Enhancement effects of dopants and SiO2 support on mixed metal ferrites based two-step thermochemical water splitting

Abstract

Ferrites have emerged as potential materials in thermochemical fuel production due to its appreciated thermodynamic driving force of H2O/CO2 splitting and inexpensive. Herein, to enhance the utility of iron element and fuel release rate/production, dopants (such as Co, Mn, Sr, and Ce) and SiO2 support are used to improve the reactivity of LaFeO3/SiO2 derived two-step thermochemical water splitting (TCWS).
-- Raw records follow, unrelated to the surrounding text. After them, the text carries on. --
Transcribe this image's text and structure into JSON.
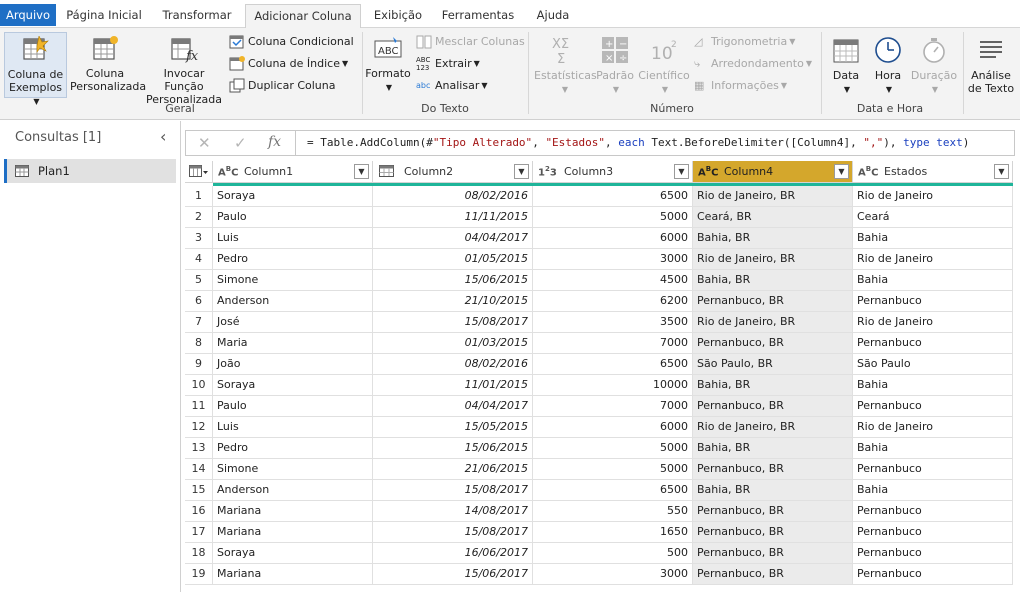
{
  "menu": {
    "tabs": [
      "Arquivo",
      "Página Inicial",
      "Transformar",
      "Adicionar Coluna",
      "Exibição",
      "Ferramentas",
      "Ajuda"
    ],
    "active": "Adicionar Coluna"
  },
  "ribbon": {
    "geral": {
      "label": "Geral",
      "coluna_exemplos_1": "Coluna de",
      "coluna_exemplos_2": "Exemplos",
      "coluna_pers_1": "Coluna",
      "coluna_pers_2": "Personalizada",
      "invocar_1": "Invocar Função",
      "invocar_2": "Personalizada",
      "coluna_condicional": "Coluna Condicional",
      "coluna_indice": "Coluna de Índice",
      "duplicar_coluna": "Duplicar Coluna"
    },
    "do_texto": {
      "label": "Do Texto",
      "formato": "Formato",
      "mesclar_colunas": "Mesclar Colunas",
      "extrair": "Extrair",
      "analisar": "Analisar"
    },
    "numero": {
      "label": "Número",
      "estatisticas": "Estatísticas",
      "padrao": "Padrão",
      "cientifico": "Científico",
      "trigonometria": "Trigonometria",
      "arredondamento": "Arredondamento",
      "informacoes": "Informações"
    },
    "data_hora": {
      "label": "Data e Hora",
      "data": "Data",
      "hora": "Hora",
      "duracao": "Duração"
    },
    "texto_extra": {
      "analise_1": "Análise",
      "analise_2": "de Texto"
    }
  },
  "queries": {
    "title": "Consultas [1]",
    "items": [
      "Plan1"
    ]
  },
  "formula": {
    "p1": "= Table.AddColumn(#",
    "s1": "\"Tipo Alterado\"",
    "p2": ", ",
    "s2": "\"Estados\"",
    "p3": ", ",
    "k1": "each",
    "p4": " Text.BeforeDelimiter([Column4], ",
    "s3": "\",\"",
    "p5": "), ",
    "k2": "type",
    "p6": " ",
    "k3": "text",
    "p7": ")"
  },
  "grid": {
    "columns": [
      {
        "type": "ABC",
        "name": "Column1"
      },
      {
        "type": "cal",
        "name": "Column2"
      },
      {
        "type": "123",
        "name": "Column3"
      },
      {
        "type": "ABC",
        "name": "Column4"
      },
      {
        "type": "ABC",
        "name": "Estados"
      }
    ],
    "selected_column": "Column4",
    "rows": [
      [
        "1",
        "Soraya",
        "08/02/2016",
        "6500",
        "Rio de Janeiro, BR",
        "Rio de Janeiro"
      ],
      [
        "2",
        "Paulo",
        "11/11/2015",
        "5000",
        "Ceará, BR",
        "Ceará"
      ],
      [
        "3",
        "Luis",
        "04/04/2017",
        "6000",
        "Bahia, BR",
        "Bahia"
      ],
      [
        "4",
        "Pedro",
        "01/05/2015",
        "3000",
        "Rio de Janeiro, BR",
        "Rio de Janeiro"
      ],
      [
        "5",
        "Simone",
        "15/06/2015",
        "4500",
        "Bahia, BR",
        "Bahia"
      ],
      [
        "6",
        "Anderson",
        "21/10/2015",
        "6200",
        "Pernanbuco, BR",
        "Pernanbuco"
      ],
      [
        "7",
        "José",
        "15/08/2017",
        "3500",
        "Rio de Janeiro, BR",
        "Rio de Janeiro"
      ],
      [
        "8",
        "Maria",
        "01/03/2015",
        "7000",
        "Pernanbuco, BR",
        "Pernanbuco"
      ],
      [
        "9",
        "João",
        "08/02/2016",
        "6500",
        "São Paulo, BR",
        "São Paulo"
      ],
      [
        "10",
        "Soraya",
        "11/01/2015",
        "10000",
        "Bahia, BR",
        "Bahia"
      ],
      [
        "11",
        "Paulo",
        "04/04/2017",
        "7000",
        "Pernanbuco, BR",
        "Pernanbuco"
      ],
      [
        "12",
        "Luis",
        "15/05/2015",
        "6000",
        "Rio de Janeiro, BR",
        "Rio de Janeiro"
      ],
      [
        "13",
        "Pedro",
        "15/06/2015",
        "5000",
        "Bahia, BR",
        "Bahia"
      ],
      [
        "14",
        "Simone",
        "21/06/2015",
        "5000",
        "Pernanbuco, BR",
        "Pernanbuco"
      ],
      [
        "15",
        "Anderson",
        "15/08/2017",
        "6500",
        "Bahia, BR",
        "Bahia"
      ],
      [
        "16",
        "Mariana",
        "14/08/2017",
        "550",
        "Pernanbuco, BR",
        "Pernanbuco"
      ],
      [
        "17",
        "Mariana",
        "15/08/2017",
        "1650",
        "Pernanbuco, BR",
        "Pernanbuco"
      ],
      [
        "18",
        "Soraya",
        "16/06/2017",
        "500",
        "Pernanbuco, BR",
        "Pernanbuco"
      ],
      [
        "19",
        "Mariana",
        "15/06/2017",
        "3000",
        "Pernanbuco, BR",
        "Pernanbuco"
      ]
    ]
  },
  "colors": {
    "accent": "#1f6fc5",
    "selected_header": "#d4a72c",
    "quality_bar": "#1fb59a",
    "string_red": "#a31515",
    "keyword_blue": "#1a3fbf"
  }
}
It was found that the pure LaFeO3 perovskite shown negligible TCWS reactivity; cobalt doped into the structure of LaFeO3 could result in enhanced but limited utility of oxygen vacancy. Compared with unsupported LaFeO3, the actual redox phases of SiO2 supported samples are doped iron silicon oxides, (M,Fe)3-xSixO4 (M=dopants); the normalized molar iron based O2 production (mL per mmol of Fe) is increased by 5-fold for LaFeO3 (25wt%)/SiO2 and is further increased by 10 times for LaFe0.8Co0.2O3 (25wt%)/SiO2. It suggests that SiO2 support is helpful to disperse iron silicon oxides and alleviate sintering at high temperatures. XPS results reveal that the LaFeO3/SiO2 derived TCWS is driven by a repeated Fe2+/Fe3+ redox cycle and the utility of iron element is enhanced via the addition of cobalt dopant and SiO2 support. The cycle performance of LaFe0.8Co0.2O3 (25wt%)/SiO2 demonstrated that ∼2.8mLO2g−1material and ∼4.2mLH2g−1material were stably released when the TCWS was operated between 1350°C and 1100°C. The total mass based O2 and H2 productions of LaFe0.8Co0.2O3 (50wt%)/SiO2 can be further increased to ~4.5 and ~7.8mLg−1material, respectively.